Chapitre 37 - Lo

Notes de l’auteur : Bonjour :D On retrouve enfin le point de vue de Lo sans invités dans sa tête, ça faisait longtemps ! Bonne lecture :)

Lo n’avait jamais eu envie de mourir. Mais en cet instant, iel n’était plus si certain qu’iel était parfaitement à l’aise avec l’idée d’être en vie.

Les lueurs du jour étaient revenues à la terre depuis assez longtemps pour que Suzette, Del et Sehar soient déjà profondément endormis. Quelque part dans la petite maison, Lo entendait encore Chaussette et Maro discuter à voix basse avec Nodia, et par la fenêtre de la chambre - la même que celles qu’ils avaient occupés, lorsque le loup était apparu, la nuit avant que le chasseur de prime ne les trouve - iel voyait une tâche de lumière dans le ciel qui lui indiquait que les trois soeurs étaient encore éveillées aussi, à bord de l’Oursin.

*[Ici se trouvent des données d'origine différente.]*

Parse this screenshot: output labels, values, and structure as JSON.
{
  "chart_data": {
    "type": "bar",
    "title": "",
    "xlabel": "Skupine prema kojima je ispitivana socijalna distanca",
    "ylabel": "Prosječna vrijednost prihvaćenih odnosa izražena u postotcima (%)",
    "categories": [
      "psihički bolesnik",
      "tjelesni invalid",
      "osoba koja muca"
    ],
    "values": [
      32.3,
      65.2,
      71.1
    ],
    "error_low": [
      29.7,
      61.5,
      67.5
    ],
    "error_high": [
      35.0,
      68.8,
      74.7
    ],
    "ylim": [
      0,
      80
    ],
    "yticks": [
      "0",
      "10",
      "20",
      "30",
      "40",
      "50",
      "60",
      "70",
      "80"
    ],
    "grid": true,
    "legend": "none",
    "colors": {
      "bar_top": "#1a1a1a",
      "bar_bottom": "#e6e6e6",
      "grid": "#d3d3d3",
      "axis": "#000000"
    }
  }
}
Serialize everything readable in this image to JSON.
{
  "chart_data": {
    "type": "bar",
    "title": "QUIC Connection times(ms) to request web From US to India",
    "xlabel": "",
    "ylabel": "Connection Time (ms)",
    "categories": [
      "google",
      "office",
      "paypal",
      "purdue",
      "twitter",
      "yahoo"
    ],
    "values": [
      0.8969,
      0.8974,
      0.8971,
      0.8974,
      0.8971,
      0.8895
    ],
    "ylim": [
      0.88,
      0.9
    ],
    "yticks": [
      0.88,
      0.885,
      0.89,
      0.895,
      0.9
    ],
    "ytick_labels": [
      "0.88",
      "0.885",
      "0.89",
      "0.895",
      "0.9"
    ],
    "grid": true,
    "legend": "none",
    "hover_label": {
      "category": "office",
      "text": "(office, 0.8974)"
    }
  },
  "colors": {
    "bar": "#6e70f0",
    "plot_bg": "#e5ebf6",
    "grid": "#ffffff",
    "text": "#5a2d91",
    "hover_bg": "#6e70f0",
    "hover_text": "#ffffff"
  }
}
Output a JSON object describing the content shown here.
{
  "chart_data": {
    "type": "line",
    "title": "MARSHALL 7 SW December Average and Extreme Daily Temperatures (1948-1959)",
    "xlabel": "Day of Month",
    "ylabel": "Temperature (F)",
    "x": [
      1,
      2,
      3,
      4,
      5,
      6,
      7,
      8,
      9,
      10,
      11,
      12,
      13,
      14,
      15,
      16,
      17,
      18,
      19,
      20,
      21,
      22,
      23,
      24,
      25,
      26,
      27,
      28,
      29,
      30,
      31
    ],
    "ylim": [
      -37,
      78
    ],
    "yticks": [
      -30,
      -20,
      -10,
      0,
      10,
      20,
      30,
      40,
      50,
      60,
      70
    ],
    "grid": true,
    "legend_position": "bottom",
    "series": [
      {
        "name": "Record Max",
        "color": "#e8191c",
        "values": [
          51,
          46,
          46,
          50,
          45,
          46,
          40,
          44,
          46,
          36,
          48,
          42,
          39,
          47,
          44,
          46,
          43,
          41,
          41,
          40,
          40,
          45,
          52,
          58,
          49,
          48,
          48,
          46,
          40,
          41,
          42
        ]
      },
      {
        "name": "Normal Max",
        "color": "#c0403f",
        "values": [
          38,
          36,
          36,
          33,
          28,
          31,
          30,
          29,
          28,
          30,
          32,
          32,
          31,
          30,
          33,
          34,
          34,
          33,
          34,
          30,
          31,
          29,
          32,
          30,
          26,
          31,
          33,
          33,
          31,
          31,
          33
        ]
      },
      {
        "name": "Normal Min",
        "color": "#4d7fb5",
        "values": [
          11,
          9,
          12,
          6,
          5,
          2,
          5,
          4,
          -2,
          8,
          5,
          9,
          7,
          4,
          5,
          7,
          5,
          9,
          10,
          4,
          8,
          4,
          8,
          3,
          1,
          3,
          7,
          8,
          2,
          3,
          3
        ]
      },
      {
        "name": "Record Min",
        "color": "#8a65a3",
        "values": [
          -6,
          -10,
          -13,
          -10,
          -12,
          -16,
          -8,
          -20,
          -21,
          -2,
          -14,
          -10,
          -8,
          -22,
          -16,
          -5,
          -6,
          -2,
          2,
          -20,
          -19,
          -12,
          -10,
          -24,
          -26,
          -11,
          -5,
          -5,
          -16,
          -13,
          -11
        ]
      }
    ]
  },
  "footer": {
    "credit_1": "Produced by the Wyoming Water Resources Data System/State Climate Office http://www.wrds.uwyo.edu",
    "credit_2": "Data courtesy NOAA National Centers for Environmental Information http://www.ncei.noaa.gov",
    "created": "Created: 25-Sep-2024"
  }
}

Zakaria manquait à l’appel, mais c’était un grand garçon. S’il voulait se dégourdir les jambes seul dans la nuit, ce n’était pas son problème… Et probablement pas une si mauvaise idée. Puisque le sommeil lui échappait, peut-être qu’iel aussi devrait en profiter pour s’aérer l’esprit au-dehors.

Lo sortit de la chambre le plus silencieusement possible pour ne pas réveiller Sehar et Del, puis descendit l’escalier à pas feutré pour ne pas attirer l’attention de Maro, Chaussette et Nodia dans la grande pièce du bas. Une main sur les murs de bois mort usés par des milliers de passages, par l’humidité, le froid, la chaleur, Lo réussit à passer la porte sans se faire repérer. Iel jeta un oeil vers le toit, sur lequel Suzette s’était installée pour dormir, puis iel s’éloigna vers la forêt.

Lo n’avait pas réfléchi à sa destination, et s’y était rendu d’instinct, comme s’iel espérait y trouver un certain réconfort.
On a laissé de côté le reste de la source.